Nine of the top 10 electric vehicle companies in China, the world’s largest EV market, are Chinese, according to analysis by Boston Consulting Group. This ranking is the polar opposite of the traditional internal combustion engine car market, where nine of the top 10 are global brands (in joint ventures with Chinese partners).
What is it that explains the sudden turn in fortune of these Chinese automakers in such a short period, in an industry that is more than a century old?
It has happened because, as we have argued in previous Fortune articles, the rules of competition have changed as the world fragments from three disruptive forces: the fracturing of the geopolitical consensus; the onward march of digitization,;and the rise of “deep tech” innovation. And the consequences for traditional global companies are profound: The power is shifting to local consumers; the global playground is becoming a multitude of fast-evolving local “mini-playgrounds”; and the winners are those local companies, even newcomers, who meet the differentiated needs of each mini-playground with speed, responsiveness, and innovation.

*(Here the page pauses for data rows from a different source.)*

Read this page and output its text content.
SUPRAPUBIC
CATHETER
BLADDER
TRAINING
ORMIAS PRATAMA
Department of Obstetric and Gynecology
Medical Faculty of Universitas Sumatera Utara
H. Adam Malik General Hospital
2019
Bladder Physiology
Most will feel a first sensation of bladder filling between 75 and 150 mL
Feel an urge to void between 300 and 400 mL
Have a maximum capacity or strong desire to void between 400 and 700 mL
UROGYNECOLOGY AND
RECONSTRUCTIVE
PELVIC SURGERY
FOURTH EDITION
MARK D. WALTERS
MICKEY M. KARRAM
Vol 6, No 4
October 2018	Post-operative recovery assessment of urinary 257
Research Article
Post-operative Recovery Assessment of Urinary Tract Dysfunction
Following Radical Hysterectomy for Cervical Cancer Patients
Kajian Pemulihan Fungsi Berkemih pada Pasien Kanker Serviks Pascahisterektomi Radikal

We call this new basis of competitiveness “fractal advantage.” Global scale and pedigree are no longer guarantees of success in this new world.
It was not that global players were too late with their EV models in the fast-growing Chinese market. But the Chinese EV companies were first to the market with a disruptive, superior solution to the needs of the digitally sophisticated Chinese customers. This calls for a rethink of the traditional innovation proces. And without the traditional mind-set and engineering legacy of their global rivals to hold them back, the Chinese players pivoted quickly to this new approach we call fractal innovation.
For global incumbents, the innovation process that produced winners in the last century could well become the biggest roadblock to success in the present one—unless they master fractal innovation, and change not just how they innovate, but also what they create.